Es kann dazu führen, daß der Mensch kein eigenständiges, von ihm bestimmtes Leben führt, in dem er sich selbst kennenlernt, sich selbst wertschätzt und achtet. Er führt dann eher ein anhaltendes Leben in "Opposition" zu seinem Vater und nimmt sich damit viele eigene Möglichkeiten - weit über den Tod des Vaters (vielleicht auch der Mutter) hinaus. So ein Mensch läßt sich steuern anstatt das Steuer selbst in die Hand zu nehmen. Und manchmal gibt er dem Vater die Schuld für ein Leben und merkt dabei nicht, daß er nur reagiert statt zu agieren.

Gruss,
Uta
 
Das regt tatsächlich zum Nachdenken an. Es ist erstaunlich, dass sogar begabte erfolgreiche Menschen die Anerkennung eines bestimmten Menschen suchen, in dem Fall vom Vater.
Viele Menschen brauchen Psychotherapien, um sich von solch belastenden Vorstellungen zu befreien. Ich kenne eine Frau der es ähnlich geht.
Meines Erachtens sind das sehr starke Bindungen, die mit dem ständigen Bemühen um Anerkennung und der daraus erfolgenden Ablehnung zu tun haben. Das ist wie ein Rollenspiel, das sich von der Kindheit ins Erwachsenenalter überträgt. Bei einem Kind kann man das leicht verstehen. Bei einem Erwachsenen ist das schlimm. Ich glaube James Dean hatte die gleichen Probleme gehabt.
Dieses Schema ist aber auch in anderen Beziehungen zu finden, zwischen ungleichen Partnern, Freunden usw.

Grüsse von Juliette
 
Zuletzt bearbeitet:
Dieses Schema ist aber auch in anderen Beziehungen zu finden, zwischen ungleichen Partnern, Freunden usw.
Jein, würde ich sagen. Ich glaube vielmehr, daß das Nicht-Akzeptiertwerden durch ein Elternteil zu einer ganz verinnerlichten Verunsicherung führt, und daß der Satz "aus Dir wird nie was" (oder so ähnlich) so tief im Kopf und Körper sitzt, daß der geringste Anlaß genügt, um ihn wieder hochkommen zu lassen.
Oft wird da feste verdrängt und kompensiert: der eine wird zum Grossmaul und Angeber, der tolle Geschichten von sicher erzählt. Der andere wird tatsächlich zum Großunternehmer oder ähnlichem, um es seinem Vater zu zeigen. Wieder andere verkümmdern, weil sie nicht glauben können, daß ihnen ein Partner ehrliche Zuneigung entgegenbringt.

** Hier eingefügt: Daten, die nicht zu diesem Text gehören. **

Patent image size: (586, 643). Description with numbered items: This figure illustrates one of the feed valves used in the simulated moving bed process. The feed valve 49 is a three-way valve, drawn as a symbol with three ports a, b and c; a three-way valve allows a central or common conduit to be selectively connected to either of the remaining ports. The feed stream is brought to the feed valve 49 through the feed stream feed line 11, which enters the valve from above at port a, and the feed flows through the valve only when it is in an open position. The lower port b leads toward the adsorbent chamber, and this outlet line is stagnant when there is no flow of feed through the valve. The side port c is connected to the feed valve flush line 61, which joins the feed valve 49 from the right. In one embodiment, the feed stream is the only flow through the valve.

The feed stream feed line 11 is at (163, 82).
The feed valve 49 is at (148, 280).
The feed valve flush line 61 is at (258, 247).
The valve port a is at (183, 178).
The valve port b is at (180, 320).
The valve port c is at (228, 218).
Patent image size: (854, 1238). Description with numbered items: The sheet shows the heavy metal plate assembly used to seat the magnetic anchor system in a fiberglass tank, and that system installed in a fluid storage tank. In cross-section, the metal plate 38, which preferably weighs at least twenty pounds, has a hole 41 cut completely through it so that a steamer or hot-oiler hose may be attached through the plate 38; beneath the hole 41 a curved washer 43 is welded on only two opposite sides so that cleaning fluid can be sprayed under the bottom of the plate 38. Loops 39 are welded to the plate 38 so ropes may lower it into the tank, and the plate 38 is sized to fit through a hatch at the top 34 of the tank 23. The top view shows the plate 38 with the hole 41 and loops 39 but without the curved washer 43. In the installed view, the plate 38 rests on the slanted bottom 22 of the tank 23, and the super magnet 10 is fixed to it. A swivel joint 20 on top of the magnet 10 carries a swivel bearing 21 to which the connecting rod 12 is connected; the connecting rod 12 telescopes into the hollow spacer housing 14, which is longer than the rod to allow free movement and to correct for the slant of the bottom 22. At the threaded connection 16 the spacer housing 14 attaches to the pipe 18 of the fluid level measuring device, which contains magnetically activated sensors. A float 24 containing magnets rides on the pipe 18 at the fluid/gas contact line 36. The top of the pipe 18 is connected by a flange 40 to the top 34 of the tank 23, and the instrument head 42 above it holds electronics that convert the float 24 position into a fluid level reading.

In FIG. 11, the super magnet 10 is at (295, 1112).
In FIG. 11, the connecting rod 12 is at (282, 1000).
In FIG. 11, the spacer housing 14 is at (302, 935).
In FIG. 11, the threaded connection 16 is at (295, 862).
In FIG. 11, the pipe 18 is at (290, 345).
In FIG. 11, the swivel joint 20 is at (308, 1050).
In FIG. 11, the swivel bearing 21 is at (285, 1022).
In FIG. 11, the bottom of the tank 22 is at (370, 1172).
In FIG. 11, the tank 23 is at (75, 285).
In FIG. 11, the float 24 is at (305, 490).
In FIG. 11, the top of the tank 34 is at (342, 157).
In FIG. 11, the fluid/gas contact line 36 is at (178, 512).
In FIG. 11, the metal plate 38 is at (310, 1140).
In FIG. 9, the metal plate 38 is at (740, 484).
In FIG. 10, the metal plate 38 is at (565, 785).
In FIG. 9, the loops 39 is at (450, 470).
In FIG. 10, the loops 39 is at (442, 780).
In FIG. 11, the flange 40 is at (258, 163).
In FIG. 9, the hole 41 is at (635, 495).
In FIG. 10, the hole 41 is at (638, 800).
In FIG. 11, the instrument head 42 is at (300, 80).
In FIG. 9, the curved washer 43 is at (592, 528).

Wichtig ist auch hier, daß das Denk- und Verhaltensmuster bewußt wird ebenso die Talente und Leistungen von jemand.

Gruss,
Uta
 
Es kann dazu führen, daß der Mensch kein eigenständiges, von ihm bestimmtes Leben führt, in dem er sich selbst kennenlernt, sich selbst wertschätzt und achtet. Er führt dann eher ein anhaltendes Leben in "Opposition" zu seinem Vater und nimmt sich damit viele eigene Möglichkeiten - weit über den Tod des Vaters (vielleicht auch der Mutter) hinaus.

Ohne Anerkennung kann kein Mensch leben, immer nur aus sich selbst zu schöpfen ist auf Dauer verdammt schwer, denke ich.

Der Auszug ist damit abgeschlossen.